It’s Bryce Harper Weekend at The Diamond. But that’s mostly unofficial. Harper, the 18-year-old phenom slugger anointed for greatness by prognosticators from every corner of the baseball-covering press, plays not for the Richmond Flying Squirrels but for the opposing Harrisburg Senators. But the signs are there.
Vendors, more than the usual number, crowd the concourse. A cover band belts out ’80s soft-rock standards under an unforgiving sun. Holding court in the press box is legendary former San Francisco Giants manager Felipe Alou.
On this day, just before game one of the afternoon doubleheader July 22, weather trumps the hype.

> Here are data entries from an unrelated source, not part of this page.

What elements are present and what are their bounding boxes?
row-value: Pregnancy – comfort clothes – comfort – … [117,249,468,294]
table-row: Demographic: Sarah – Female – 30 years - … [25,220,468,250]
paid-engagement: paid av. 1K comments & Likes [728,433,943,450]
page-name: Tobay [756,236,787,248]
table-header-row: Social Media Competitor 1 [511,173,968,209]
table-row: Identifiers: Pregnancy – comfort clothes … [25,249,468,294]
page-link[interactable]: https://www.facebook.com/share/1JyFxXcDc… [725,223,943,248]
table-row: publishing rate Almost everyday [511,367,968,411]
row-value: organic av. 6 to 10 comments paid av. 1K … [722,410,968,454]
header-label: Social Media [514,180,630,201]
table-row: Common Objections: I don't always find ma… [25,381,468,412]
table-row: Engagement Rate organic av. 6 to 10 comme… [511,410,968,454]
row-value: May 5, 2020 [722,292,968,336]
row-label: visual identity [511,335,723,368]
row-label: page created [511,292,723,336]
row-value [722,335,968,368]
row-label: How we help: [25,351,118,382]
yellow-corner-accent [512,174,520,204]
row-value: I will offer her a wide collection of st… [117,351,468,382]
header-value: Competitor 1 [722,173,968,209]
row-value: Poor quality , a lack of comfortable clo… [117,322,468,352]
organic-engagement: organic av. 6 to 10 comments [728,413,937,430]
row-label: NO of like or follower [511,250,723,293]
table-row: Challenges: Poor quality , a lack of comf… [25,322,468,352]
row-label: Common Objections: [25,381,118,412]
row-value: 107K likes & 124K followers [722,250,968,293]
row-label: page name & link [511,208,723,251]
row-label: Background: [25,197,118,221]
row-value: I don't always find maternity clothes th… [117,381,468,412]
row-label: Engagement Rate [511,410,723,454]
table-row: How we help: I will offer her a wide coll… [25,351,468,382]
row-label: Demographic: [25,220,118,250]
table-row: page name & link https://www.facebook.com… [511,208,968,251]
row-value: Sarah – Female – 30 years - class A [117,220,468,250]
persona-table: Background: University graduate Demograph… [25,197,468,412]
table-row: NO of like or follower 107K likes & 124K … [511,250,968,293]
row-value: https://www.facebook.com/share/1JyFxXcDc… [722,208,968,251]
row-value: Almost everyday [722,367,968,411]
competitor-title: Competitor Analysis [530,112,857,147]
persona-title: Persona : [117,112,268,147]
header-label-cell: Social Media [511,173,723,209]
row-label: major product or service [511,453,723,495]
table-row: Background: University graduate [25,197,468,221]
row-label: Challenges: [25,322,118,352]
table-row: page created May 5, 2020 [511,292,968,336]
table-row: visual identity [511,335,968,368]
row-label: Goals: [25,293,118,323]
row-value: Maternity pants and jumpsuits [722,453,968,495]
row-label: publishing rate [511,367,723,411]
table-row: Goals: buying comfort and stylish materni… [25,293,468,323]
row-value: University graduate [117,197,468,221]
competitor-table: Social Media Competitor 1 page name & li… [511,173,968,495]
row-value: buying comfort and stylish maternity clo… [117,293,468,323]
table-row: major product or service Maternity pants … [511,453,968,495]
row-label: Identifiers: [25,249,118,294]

The temperature inside the park is more than 100 degrees during pre-game warm-ups. The humidity is even worse. The Squirrels front office will later report that the paid attendance for both games as 8,013. But during the first game, the stands will never grow beyond half-full.
Only a handful of sweat-stained fans — many of them wearing Washington Nationals’ apparel — crowd the third-base seats during warm-ups, hoping for some face time with the guy Sports Illustrated dubbed “The Chosen One.”
Not all of them are sold, however. Harper, playing left field, was promoted from the Hagerstown Suns, the Nationals’ Class A affiliate earlier this month. As he warms up nearby, Robert Boder and his family look on from seats near the third base line.
Fans since the Nationals’ inaugural season in 2005, the Boder family drove from Halifax County for the game and are regulars at Nationals Park in Washington. Sunburned with shaggy blond hair hanging from the back of a red ball cap, Boder remains unimpressed with the Harper’s work thus far. “He’s being moved up because he’s an attendance draw,” he says. “There were other guys on the team who were doing better that deserved to.”
Also, chimes in Boder’s son, Sean, “He’s represented by Scott Boras, who has ruined the sport of baseball.” It’s worth nothing that after taking Harper first overall in last year’s amateur draft, the Nationals signed him to a $9.9 million contract.
In the lonely upper deck, Allan Tudor watches as Harper lopes a single into right field during his first at-bat. Tudor drove in from Mechanicsville for the game. It isn’t often that a once-in-a-generation talent — or major league baseball’s Lebron James, as Sports Illustrated dubbed him in 2009 — graces a minor-league park, he says.
Tudor says he’s been coming to The Diamond enough to see his share of greats, specifically, David Justice and Tom Glavine before the two went on to star with the Atlanta Braves. And how would he rank Harper in terms of promise? “He’s up there,” says Tudor. “He’s young and still learning the position. Right now there’s guarded optimism.”